Others, those closer to the Fed of course, were more lucky:
The Fed approved the shareholder-reward plans for Bank of America Corp. BAC -0.06% and Goldman Sachs Group Inc. GS -0.92% only after the two banks adjusted their requests. Both of the banks initially fell below minimum capital levels in the Fed's 'severely adverse' stress testing scenario and resubmitted their plans last week.
And from Bloomberg, here is why specifically, the Fed just sent Citi's stock back under $5 on a split-adjusted basis:
- Citigroup’s plan was objected to because “heightened supervisory expectations for the largest and most complex [bank holding companies] in all aspects of capital planning,” Federal Reserve said in its annual Comprehensive Capital Analysis and Review released today.
- “While Citigroup has made considerable progress in improving its general risk-management and control practices over the past several years, its 2014 capital plan reflected a number of deficiencies in its capital planning practices, including in some areas that had been previously identified by supervisors as requiring attention, but for which there was not sufficient improvement.
- "Practices with specific deficiencies included Citigroup’s ability to project revenue and losses under a stressful scenario for material parts of the firm’s global operations, and its ability to develop scenarios for its internal stress testing that adequately reflect and stress its full range of business activities and exposures.
- "Taken in isolation, each of the deficiencies would not have been deemed critical enough to warrant an objection, but, when viewed together, they raise sufficient concerns regarding the overall reliability of Citigroup’s capital planning process to warrant an objection to the capital plan and require a resubmission.”
It is almost as if the Fed has already picked which bank will be this round's sacrificial Lehman when the moment comes to pull the plug on this particular bubble...
whocouldanode? credit, that's who!
And here is Citi's response:
The Federal Reserve Board (Fed) announced that it objected to the capital plan submitted by Citi as part of the 2014 Comprehensive Capital Analysis and Review (CCAR). The capital actions requested by Citi included a $6.4 billion common stock repurchase program through the first quarter of 2015 and an increase of Citi’s quarterly common stock dividend to $0.05.
Citi will be permitted to continue with its current capital actions through the first quarter of 2015. These include a $1.2 billion common stock repurchase program and a common stock dividend of $0.01 per share per quarter. These actions are subject to approval by Citi’s Board of Directors in the normal course.
Michael Corbat, Citi’s Chief Executive Officer, said: “Needless to say, we are deeply disappointed by the Fed’s decision regarding the additional capital actions we requested. The additional capital actions represented a modest level of capital return and still allowed Citi to exceed the required threshold on a quantitative basis.
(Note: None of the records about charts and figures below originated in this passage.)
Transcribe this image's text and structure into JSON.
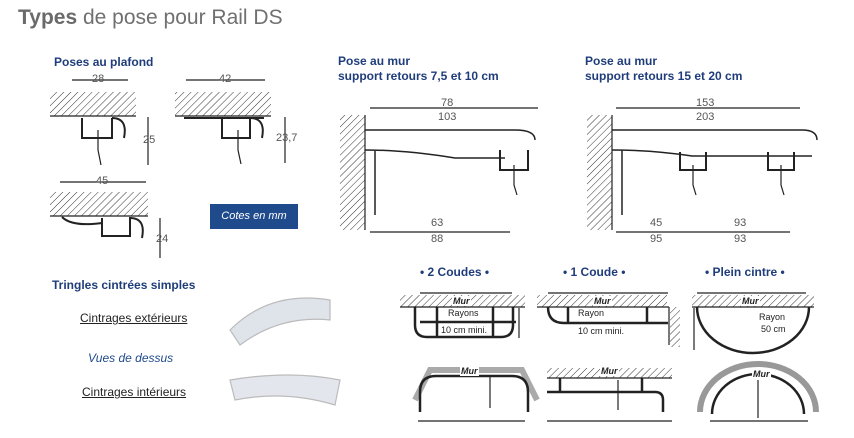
{
  "title": {
    "bold": "Types",
    "rest": " de pose pour Rail DS"
  },
  "plafond": {
    "heading": "Poses au plafond",
    "dims": [
      "28",
      "25",
      "42",
      "23,7",
      "45",
      "24"
    ],
    "cotes": "Cotes en mm"
  },
  "mur1": {
    "heading_line1": "Pose au mur",
    "heading_line2": "support retours 7,5 et 10 cm",
    "top": [
      "78",
      "103"
    ],
    "bottom": [
      "63",
      "88"
    ]
  },
  "mur2": {
    "heading_line1": "Pose au mur",
    "heading_line2": "support retours 15 et 20 cm",
    "top": [
      "153",
      "203"
    ],
    "bottom_left": [
      "45",
      "95"
    ],
    "bottom_right": [
      "93",
      "93"
    ]
  },
  "tringles": {
    "heading": "Tringles cintrées simples",
    "ext": "Cintrages extérieurs",
    "vues": "Vues de dessus",
    "int": "Cintrages intérieurs"
  },
  "coudes": {
    "c2": {
      "title": "• 2 Coudes •",
      "rayons": "Rayons",
      "mini": "10 cm mini."
    },
    "c1": {
      "title": "• 1 Coude •",
      "rayon": "Rayon",
      "mini": "10 cm mini."
    },
    "plein": {
      "title": "• Plein cintre •",
      "rayon": "Rayon",
      "cm": "50 cm"
    },
    "mur": "Mur"
  }
}
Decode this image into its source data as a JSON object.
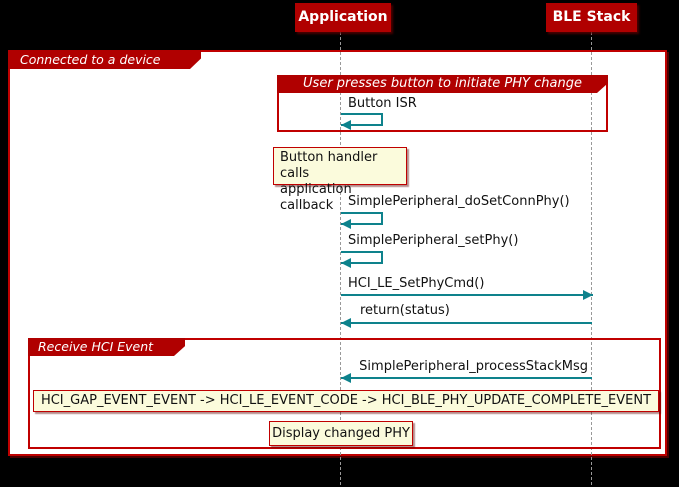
{
  "participants": [
    {
      "label": "Application"
    },
    {
      "label": "BLE Stack"
    }
  ],
  "frames": {
    "outer": {
      "label": "Connected to a device"
    },
    "button": {
      "label": "User presses button to initiate PHY change"
    },
    "hci": {
      "label": "Receive HCI Event"
    }
  },
  "messages": {
    "button_isr": {
      "label": "Button ISR",
      "type": "self"
    },
    "do_set_conn_phy": {
      "label": "SimplePeripheral_doSetConnPhy()",
      "type": "self"
    },
    "set_phy": {
      "label": "SimplePeripheral_setPhy()",
      "type": "self"
    },
    "hci_le_set_phy_cmd": {
      "label": "HCI_LE_SetPhyCmd()",
      "type": "app-to-stack"
    },
    "return_status": {
      "label": "return(status)",
      "type": "stack-to-app"
    },
    "process_stack_msg": {
      "label": "SimplePeripheral_processStackMsg",
      "type": "stack-to-app"
    }
  },
  "notes": {
    "button_handler": {
      "lines": [
        "Button handler calls",
        "application callback"
      ]
    },
    "event_chain": {
      "text": "HCI_GAP_EVENT_EVENT -> HCI_LE_EVENT_CODE -> HCI_BLE_PHY_UPDATE_COMPLETE_EVENT"
    },
    "display_phy": {
      "text": "Display changed PHY"
    }
  },
  "colors": {
    "red_fill": "#B00000",
    "red_border": "#C00000",
    "teal": "#0E828C",
    "note_bg": "#FBFBDC",
    "lifeline": "#999999"
  }
}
“We will continue to work closely with the Fed to better understand their concerns so that we can bring our capital planning process in line with their expectations and meet their standards on a qualitative basis as well. We have not yet made a decision as to when we will resubmit our plan.
“We clearly are being challenged to meet the highest standards in the CCAR process. Despite whatever shortcomings the Fed saw in our capital planning process, we have made tremendous progress over the past several years in enhancing our capital position and Citi remains one of the best-capitalized financial institutions in the world. We will continue to work incredibly hard to serve our clients and generate the returns our shareholders expect and deserve,” Mr. Corbat concluded.